Wharton, encouraged by Henry James, took every advantage of the contemporary trend of the “prolonged prose fable,” and used not only her talent and foresight to populate the imaginations of her readers, but her understanding of the power of the fable.

The fable is, by meager definition: “a short story … conveying a moral.” A few of Wharton’s more successful works are, if measured by their length, technically considered fables (or novellas — Ethan Frome, Summer), but her three most distinctive, novel-length works — The House of Mirth, The Custom of the Country, and The Age of Innocence — would more appropriately fall under James’ heading of the “prolonged prose fable.” It was these novels that mirrored the “zeitgeist” of Edwardian New York society. If there were any hashtags placed before words in private, written correspondence, they would have probably gone before the titles of novels such as Wharton’s.

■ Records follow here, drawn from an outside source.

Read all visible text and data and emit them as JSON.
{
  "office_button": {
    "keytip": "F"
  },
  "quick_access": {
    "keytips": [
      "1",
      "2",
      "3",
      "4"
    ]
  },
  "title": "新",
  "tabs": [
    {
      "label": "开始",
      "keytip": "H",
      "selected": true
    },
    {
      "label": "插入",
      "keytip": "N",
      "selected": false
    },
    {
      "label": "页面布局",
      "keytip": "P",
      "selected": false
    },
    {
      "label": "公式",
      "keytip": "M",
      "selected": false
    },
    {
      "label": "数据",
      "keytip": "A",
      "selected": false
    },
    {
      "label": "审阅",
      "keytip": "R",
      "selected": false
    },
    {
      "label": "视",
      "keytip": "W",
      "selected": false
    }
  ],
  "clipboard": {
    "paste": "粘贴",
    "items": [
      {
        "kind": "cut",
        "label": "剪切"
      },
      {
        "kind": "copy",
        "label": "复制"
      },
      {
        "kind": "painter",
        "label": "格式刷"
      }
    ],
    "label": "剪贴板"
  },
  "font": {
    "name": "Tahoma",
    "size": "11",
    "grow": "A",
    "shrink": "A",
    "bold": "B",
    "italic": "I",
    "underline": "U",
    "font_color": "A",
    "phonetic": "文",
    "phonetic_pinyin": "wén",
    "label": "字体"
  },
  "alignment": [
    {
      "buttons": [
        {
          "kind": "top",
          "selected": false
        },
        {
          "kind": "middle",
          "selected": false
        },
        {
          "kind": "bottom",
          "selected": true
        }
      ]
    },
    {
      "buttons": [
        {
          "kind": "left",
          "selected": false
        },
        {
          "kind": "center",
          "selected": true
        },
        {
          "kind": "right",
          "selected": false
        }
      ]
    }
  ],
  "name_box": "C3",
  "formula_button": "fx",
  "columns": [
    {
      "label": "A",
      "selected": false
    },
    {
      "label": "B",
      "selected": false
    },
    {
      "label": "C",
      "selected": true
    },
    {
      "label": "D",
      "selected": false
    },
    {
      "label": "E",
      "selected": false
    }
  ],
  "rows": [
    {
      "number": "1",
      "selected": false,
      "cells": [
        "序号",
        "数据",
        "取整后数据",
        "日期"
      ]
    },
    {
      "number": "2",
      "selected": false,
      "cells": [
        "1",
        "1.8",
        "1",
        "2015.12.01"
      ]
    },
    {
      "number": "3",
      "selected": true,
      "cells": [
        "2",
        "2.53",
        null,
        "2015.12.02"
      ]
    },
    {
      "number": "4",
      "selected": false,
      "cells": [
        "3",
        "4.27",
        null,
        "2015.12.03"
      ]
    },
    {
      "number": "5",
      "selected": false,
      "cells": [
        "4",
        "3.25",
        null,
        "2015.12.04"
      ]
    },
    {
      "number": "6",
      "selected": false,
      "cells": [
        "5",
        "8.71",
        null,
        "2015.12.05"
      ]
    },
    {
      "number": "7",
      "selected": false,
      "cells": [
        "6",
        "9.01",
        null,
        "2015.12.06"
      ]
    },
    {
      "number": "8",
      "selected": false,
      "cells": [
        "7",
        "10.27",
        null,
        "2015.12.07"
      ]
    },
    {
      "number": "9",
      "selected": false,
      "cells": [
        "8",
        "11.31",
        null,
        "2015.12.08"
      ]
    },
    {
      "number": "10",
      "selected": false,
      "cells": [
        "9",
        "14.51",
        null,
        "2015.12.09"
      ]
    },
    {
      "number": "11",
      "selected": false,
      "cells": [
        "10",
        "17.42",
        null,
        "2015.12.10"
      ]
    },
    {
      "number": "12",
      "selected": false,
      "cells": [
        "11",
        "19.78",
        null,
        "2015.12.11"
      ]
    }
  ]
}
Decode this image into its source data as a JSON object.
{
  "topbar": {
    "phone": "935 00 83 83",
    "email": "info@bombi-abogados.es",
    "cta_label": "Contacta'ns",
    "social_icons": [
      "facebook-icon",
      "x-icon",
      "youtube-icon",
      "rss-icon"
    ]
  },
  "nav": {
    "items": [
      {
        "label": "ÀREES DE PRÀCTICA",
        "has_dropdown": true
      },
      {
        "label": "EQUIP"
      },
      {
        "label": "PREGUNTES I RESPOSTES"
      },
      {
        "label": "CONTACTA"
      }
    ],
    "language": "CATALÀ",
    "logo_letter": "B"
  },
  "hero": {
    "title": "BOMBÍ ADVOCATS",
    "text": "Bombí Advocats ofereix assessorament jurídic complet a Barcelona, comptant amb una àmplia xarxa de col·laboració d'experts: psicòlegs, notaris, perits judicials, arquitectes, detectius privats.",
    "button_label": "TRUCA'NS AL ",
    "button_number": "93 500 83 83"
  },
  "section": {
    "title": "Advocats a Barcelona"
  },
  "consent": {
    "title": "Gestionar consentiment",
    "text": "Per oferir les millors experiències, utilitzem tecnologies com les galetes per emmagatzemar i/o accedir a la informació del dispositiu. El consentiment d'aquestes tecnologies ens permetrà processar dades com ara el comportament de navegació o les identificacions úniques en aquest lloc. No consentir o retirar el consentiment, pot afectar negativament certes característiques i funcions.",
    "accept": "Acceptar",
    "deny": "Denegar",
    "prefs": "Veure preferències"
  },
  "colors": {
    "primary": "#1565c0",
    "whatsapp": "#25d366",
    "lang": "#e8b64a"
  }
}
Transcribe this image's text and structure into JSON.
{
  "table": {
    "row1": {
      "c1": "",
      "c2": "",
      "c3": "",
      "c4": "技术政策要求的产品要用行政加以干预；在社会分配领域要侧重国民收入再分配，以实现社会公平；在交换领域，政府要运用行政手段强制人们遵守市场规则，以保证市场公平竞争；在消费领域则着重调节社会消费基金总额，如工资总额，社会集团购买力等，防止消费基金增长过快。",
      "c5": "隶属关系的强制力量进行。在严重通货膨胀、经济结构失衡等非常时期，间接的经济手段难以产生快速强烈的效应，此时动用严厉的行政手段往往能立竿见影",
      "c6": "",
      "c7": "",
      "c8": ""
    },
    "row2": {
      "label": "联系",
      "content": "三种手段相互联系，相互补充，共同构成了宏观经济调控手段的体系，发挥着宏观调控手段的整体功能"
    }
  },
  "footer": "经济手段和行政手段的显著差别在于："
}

Perhaps the novel form that Wharton perfected is truly not as relevant or as popular a force today as it was then, nor as singular an indicator of the spirit, tone, and interests of contemporary American society. Since the turn of the previous century, more modes of expression have emerged to conduct the electricity of storytelling, and the power that it brings to individual life. And perhaps also, the use of the novel as a conductor of storytelling is not as favored or as preferred by artists as it once was by Wharton and James.

Yet the story itself remains. The fable remains. And even if everyone across the globe were robbed in an instant of their ability to read and to write, the need to tell stories would remain, to turn stories (events) into fables (lessons). A return to the oral tradition, in an ironic way.

In this sense, I believe that there is no “Age of Relevance” for the story and the fable. Turning one into the other — whether in a novel, on television, on YouTube, in the theater, in graffiti color on a wall of a neglected underpass, in a journal or a notebook or a time capsule that no one may ever see — is a kind of expression, a kind of fiction, that will never die with time, and that telling our own cultural and personal stories, whether in more direct ways, or using fiction as a filter, is a priority that cannot be ignored.

It seems apparent that Wharton, and other American writers who followed, were conscious that the novel would become a sort of “dying breed” of written expression. But there is no doubt (in my mind) that most of these writers, including Wharton, would not be so scathing enough to entirely disapprove of the different modes of media and expression and communication that most everyone is familiar with today …

Distracting? Yes. Detracting? Perhaps. But irrelevant? Far from it.